2 to 4 May 2020
Big Telly is company that is unafraid of going out into the community to create interactive, immersive work sharpened by the inevitable risk of things going horribly wrong. Under the restless imagination of its co-founder and artistic director Zoe Seaton, it has moved more recently into the digital world of ‘game theatre’, propelling unsuspecting audiences into unsettling adventures where fantasy and reality sit cheek by jowl.
In Operation Elsewhere, families and friends dial into Zoom for an entirely new experience of shared live performance, in which making a visible idiot of yourself is part of the deal. The cast set up green screens in their own bedrooms, halls or stairwells, complete with a variety of video backgrounds. Thus, while the audience is seeing enchanted forests and stormy seas, the doughty actors are grappling with a plethora of artistic and technical horrors from the privacy of their own homes. And pulling it all together, from a safe distance, is Zoom magician Sinead Owens.

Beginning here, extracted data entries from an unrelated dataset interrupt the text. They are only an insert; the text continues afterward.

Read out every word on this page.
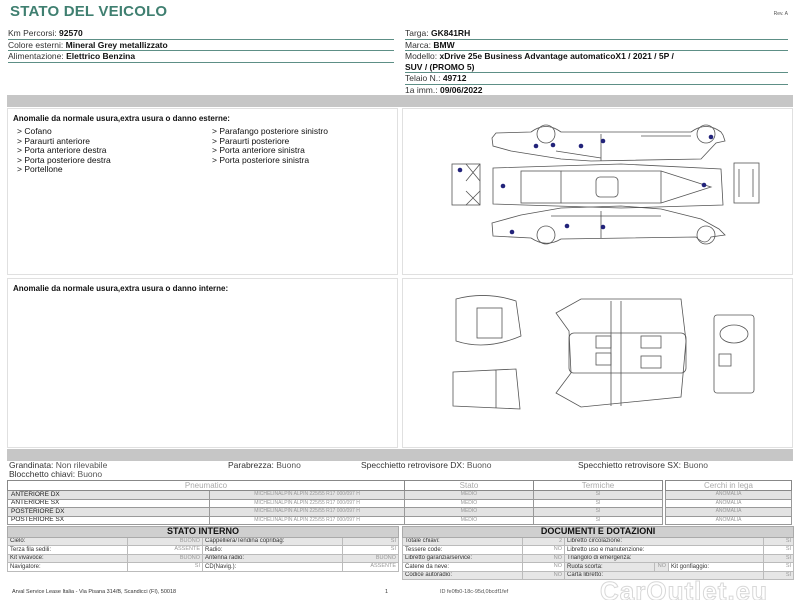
STATO DEL VEICOLO	Rev. A
Km Percorsi: 92570
Colore esterni: Mineral Grey metallizzato
Alimentazione: Elettrico Benzina
Targa: GK841RH
Marca: BMW
Modello: xDrive 25e Business Advantage automaticoX1 / 2021 / 5P /
SUV / (PROMO 5)
Telaio N.: 49712
1a imm.: 09/06/2022
Anomalie da normale usura,extra usura o danno esterne:
> Cofano
> Paraurti anteriore
> Porta anteriore destra
> Porta posteriore destra
> Portellone
> Parafango posteriore sinistro
> Paraurti posteriore
> Porta anteriore sinistra
> Porta posteriore sinistra
Anomalie da normale usura,extra usura o danno interne:
Grandinata: Non rilevabile
Blocchetto chiavi: Buono
Parabrezza: Buono	Specchietto retrovisore DX: Buono	Specchietto retrovisore SX: Buono
Pneumatico		Stato	Termiche
ANTERIORE DX	MICHELINALPIN ALPIN 225/55 R17 000/097 H	MEDIO	SI
ANTERIORE SX	MICHELINALPIN ALPIN 225/55 R17 000/097 H	MEDIO	SI
POSTERIORE DX	MICHELINALPIN ALPIN 225/55 R17 000/097 H	MEDIO	SI
POSTERIORE SX	MICHELINALPIN ALPIN 225/55 R17 000/097 H	MEDIO	SI
Cerchi in lega
ANOMALIA
ANOMALIA
ANOMALIA
ANOMALIA
STATO INTERNO			
Cielo:	BUONO	Cappelliera/Tendina copribag:	SI
Terza fila sedili:	ASSENTE	Radio:	SI
Kit vivavoce:	BUONO	Antenna radio:	BUONO
Navigatore:	SI	CD(Navig.):	ASSENTE
DOCUMENTI E DOTAZIONI					
Totale chiavi:	2	Libretto circolazione:			SI
Tessere code:	NO	Libretto uso e manutenzione:			SI
Libretto garanzia/service:	NO	Triangolo di emergenza:			SI
Catene da neve:	NO	Ruota scorta:	NO	Kit gonfiaggio:	SI
Codice autoradio:	NO	Carta libretto:			SI
CarOutlet.eu
Arval Service Lease Italia - Via Pisana 314/B, Scandicci (FI), 50018	1	ID fe0fb0-18c-95d,0bcdf1fef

Seaton has adapted Jane Talbot’s original collection of dark tales from Irish mythology into this riotous piece of quarantine theatre. There is no attempt to reconcile modern technology with the mysterious ancient world; the skilfully engineered clash of time zones is part of the fun.
Audiences arrive at an airport and are put through the usual search procedures by Cillian Lenahan’s incompetent security guard. Then behold Chris Grant’s mischievous, shape-shifting Púca, who employs nifty game wizardry to speed us away to Elsewhere, a land of faeries and magic and changelings, where time is inside out and upside down and nothing is quite as it seems.
The journey is an homage to the natural beauty of the North Antrim coast, soaring over the Giant’s Causeway, the Carrick-a-Rede rope bridge and Mussenden Temple on the cliffs above Magilligan Strand.
In a tumbledown shack on a lonely offshore island lurks Nicky Harley’s warrior queen Scatha, a bold, cartoony presence, leading the assembled online gathering into battle with Michael Johnson’s malevolent Birdman. Meanwhile back on earth, a thunderous Rhodri Lewis is Colin, a mortal earthling transformed into a simpering, bearded bride en route for a day of surreal celebration in very peculiar company.
The audience unites in chanting, singing and dressing up for the nuptial festivities of Anya (Rosie McClelland) and Dave (Keith Singleton), hapless modern day incarnations of the mythical Tír na nÓg lovers Oisín and Niamh. The whole thing is gloriously mad and messy, guaranteed to brighten a grey day of enforced isolation for all the family.